Che cosa accade, allora? Che la recitazione di questi attori risulta di un intero rigo musicale al di sotto del livello sonoro su cui, come su una corda, è teso uno spettacolo del genere. É chiaro che Andreina Pagnani, quest’attrice teneramente melodica, contrappuntata, fastosamente crepuscolare, recita, nei due tempi de «La padrona di Raggio di Luna», in chiave d’ironia, prendendo garbatamente in giro l’immagine di se stessa, per esempio, in «Cheri». Ma credete che il grosso pubblico della rivista sia in grado di accorgersi di questa intelligente, elegante trasposizione?

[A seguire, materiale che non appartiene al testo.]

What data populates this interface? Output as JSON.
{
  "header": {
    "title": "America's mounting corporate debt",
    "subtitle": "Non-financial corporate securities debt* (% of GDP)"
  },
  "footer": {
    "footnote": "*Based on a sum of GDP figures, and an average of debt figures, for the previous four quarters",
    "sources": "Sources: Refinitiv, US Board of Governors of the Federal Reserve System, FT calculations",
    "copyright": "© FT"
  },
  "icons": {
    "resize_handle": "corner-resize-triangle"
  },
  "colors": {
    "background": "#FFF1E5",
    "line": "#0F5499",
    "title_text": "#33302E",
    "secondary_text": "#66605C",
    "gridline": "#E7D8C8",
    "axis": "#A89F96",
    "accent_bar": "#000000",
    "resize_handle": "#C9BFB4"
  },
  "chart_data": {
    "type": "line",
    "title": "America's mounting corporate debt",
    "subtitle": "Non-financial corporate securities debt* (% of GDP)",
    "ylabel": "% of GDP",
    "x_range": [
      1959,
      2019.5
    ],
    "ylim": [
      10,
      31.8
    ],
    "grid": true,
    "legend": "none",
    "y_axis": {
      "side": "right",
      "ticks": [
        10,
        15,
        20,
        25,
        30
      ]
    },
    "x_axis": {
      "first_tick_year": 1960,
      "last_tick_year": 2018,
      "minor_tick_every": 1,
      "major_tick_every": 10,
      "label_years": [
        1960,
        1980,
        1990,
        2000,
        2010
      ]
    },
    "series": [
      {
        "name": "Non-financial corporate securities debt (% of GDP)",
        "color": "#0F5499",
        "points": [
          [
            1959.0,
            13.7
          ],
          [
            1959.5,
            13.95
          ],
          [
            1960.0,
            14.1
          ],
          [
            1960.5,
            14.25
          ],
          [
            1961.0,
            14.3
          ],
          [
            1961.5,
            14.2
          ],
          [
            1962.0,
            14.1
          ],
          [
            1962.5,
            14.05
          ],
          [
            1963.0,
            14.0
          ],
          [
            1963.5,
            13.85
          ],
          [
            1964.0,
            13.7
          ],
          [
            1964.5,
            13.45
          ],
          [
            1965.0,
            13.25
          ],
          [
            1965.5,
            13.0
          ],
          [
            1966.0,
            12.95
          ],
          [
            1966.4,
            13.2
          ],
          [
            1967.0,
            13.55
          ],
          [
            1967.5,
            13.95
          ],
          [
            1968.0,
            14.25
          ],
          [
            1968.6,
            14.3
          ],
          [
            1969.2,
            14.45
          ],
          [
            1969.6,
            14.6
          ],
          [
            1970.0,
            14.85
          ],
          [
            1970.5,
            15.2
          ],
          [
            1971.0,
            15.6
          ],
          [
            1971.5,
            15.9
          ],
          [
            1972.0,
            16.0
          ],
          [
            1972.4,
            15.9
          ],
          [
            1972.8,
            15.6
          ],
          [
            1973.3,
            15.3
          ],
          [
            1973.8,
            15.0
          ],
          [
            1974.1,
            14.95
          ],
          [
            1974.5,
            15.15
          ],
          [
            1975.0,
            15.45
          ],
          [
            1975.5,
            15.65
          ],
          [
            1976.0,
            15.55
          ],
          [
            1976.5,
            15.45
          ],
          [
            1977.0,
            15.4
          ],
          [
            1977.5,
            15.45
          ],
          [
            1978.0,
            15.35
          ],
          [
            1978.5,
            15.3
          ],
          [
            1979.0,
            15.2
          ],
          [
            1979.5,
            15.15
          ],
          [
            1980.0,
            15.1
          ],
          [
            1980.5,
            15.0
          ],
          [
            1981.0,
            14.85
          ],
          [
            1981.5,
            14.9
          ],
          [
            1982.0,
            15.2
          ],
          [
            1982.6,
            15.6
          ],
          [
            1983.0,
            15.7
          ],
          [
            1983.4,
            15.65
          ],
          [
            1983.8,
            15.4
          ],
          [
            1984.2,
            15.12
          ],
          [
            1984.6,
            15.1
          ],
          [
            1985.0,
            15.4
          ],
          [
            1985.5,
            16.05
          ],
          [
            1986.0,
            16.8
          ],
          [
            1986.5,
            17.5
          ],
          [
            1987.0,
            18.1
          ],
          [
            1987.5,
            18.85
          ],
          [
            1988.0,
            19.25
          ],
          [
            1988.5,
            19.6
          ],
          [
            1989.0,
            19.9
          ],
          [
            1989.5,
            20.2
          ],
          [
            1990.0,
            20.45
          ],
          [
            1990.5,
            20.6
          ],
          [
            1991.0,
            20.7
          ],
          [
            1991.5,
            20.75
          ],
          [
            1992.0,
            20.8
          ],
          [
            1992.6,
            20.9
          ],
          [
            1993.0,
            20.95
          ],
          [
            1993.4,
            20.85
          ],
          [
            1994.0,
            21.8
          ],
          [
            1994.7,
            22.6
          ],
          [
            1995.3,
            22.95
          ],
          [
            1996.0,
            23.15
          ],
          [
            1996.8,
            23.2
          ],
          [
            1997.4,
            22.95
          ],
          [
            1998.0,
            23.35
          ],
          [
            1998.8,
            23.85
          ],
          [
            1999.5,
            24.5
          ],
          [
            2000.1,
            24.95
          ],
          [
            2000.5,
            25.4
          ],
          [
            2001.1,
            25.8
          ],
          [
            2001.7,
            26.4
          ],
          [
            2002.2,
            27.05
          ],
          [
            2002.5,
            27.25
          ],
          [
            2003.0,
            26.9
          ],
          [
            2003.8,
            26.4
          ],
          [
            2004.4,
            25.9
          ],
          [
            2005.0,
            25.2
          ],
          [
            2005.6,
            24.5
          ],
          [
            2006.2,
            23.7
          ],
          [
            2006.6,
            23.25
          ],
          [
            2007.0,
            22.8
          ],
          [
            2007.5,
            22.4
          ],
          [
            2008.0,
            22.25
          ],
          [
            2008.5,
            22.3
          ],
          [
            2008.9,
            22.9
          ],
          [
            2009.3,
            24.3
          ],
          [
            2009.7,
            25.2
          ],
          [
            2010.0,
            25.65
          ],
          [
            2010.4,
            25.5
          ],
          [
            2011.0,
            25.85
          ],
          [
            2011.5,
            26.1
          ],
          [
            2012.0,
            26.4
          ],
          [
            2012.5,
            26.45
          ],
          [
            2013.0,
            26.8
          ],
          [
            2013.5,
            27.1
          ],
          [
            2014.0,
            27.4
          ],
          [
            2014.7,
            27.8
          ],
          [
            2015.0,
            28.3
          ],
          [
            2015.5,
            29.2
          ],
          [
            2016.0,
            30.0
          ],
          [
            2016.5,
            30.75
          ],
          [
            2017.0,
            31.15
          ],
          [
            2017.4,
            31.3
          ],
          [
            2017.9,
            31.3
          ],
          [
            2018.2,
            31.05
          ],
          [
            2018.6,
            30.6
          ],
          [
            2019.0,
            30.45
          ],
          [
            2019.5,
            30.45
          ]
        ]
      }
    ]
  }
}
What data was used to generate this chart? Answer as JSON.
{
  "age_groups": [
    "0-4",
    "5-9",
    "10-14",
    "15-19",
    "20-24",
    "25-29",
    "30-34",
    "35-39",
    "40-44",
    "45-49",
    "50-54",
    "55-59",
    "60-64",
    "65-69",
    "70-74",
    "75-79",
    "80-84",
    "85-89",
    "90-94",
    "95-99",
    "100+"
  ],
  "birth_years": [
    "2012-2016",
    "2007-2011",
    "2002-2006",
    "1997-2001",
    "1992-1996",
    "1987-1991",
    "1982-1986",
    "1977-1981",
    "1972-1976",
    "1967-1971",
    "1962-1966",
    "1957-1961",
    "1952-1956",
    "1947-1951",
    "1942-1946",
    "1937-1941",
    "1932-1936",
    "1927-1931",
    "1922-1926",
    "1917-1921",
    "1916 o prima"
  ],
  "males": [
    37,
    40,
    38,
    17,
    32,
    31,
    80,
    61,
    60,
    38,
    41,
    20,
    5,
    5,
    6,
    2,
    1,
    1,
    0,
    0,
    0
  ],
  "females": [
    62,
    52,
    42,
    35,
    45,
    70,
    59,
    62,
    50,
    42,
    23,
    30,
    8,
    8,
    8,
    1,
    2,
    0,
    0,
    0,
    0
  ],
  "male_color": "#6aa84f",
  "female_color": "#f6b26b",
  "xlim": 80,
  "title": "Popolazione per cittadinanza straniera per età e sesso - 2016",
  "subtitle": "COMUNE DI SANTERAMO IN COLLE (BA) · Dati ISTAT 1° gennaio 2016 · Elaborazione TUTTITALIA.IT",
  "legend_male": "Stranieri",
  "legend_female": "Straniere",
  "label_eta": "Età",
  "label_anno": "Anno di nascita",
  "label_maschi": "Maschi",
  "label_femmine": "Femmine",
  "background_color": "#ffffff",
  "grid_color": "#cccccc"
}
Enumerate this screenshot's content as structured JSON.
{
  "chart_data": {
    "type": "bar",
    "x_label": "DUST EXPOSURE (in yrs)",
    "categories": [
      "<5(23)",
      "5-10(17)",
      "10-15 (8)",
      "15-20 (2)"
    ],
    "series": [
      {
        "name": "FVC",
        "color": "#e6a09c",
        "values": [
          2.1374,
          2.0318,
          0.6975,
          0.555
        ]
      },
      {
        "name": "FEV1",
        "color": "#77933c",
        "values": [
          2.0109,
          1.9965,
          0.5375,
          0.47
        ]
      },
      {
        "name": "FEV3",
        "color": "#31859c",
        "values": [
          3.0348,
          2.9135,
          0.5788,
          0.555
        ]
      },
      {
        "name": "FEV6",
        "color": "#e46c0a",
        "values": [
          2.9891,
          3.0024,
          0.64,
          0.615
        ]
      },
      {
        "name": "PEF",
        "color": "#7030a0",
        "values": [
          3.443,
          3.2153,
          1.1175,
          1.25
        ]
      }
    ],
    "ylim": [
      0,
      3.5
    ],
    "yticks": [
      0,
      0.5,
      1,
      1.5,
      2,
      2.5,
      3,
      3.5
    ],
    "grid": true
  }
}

Se ne accorgono i patiti della prosa, i soliti quattro gatti. Il pubblico scatta, ride ed applaude quando Andreina si concede al ballo del Be-Bop, cioè quando accetta di canzonarsi in modo palese, con assai meno finezza ma stabilendo con la platea un rapporto immediato, quasi per una strizzatina d'occhio. E come può, il grosso pubblico della rivista, centellinare col gusto che le si addice La comicità dinoccolata e controllata di Ernesto Calindri, di questo attore che non improvvisa, che sta ai testi, che ha bisogno della battuta gelida e precisa? Anche lui piace quando balla il «Charleston» e per la verità se la cava bene, ma il meglio della sua comicità, nel fragore di uno spettacolo musicale, va inevitabilmente perduto. Il più a proprio agio, ed è naturale che sia così, è Robert Alda, il ragazzone italo- americano dalla faccia gioviale, la voce spiegata e vibrante e il sorriso fresco che, chi sa perché, ci ricorda quell'altro italo-americano che fu campione mondiale dei pesi medi, Jack La Motta, il «Toro del Bronx». Lui, nell’atmosfera della commedia musicale, ci si trova come a casa sua, come se andasse passeggiando, spalle larghe e ondulanti e garofano all'occhiello, per Brooklyn. Lauretta Masiero è vivace e graziosa e i due anni che ha trascorso in prosa, si avverte subito, le hanno giovato.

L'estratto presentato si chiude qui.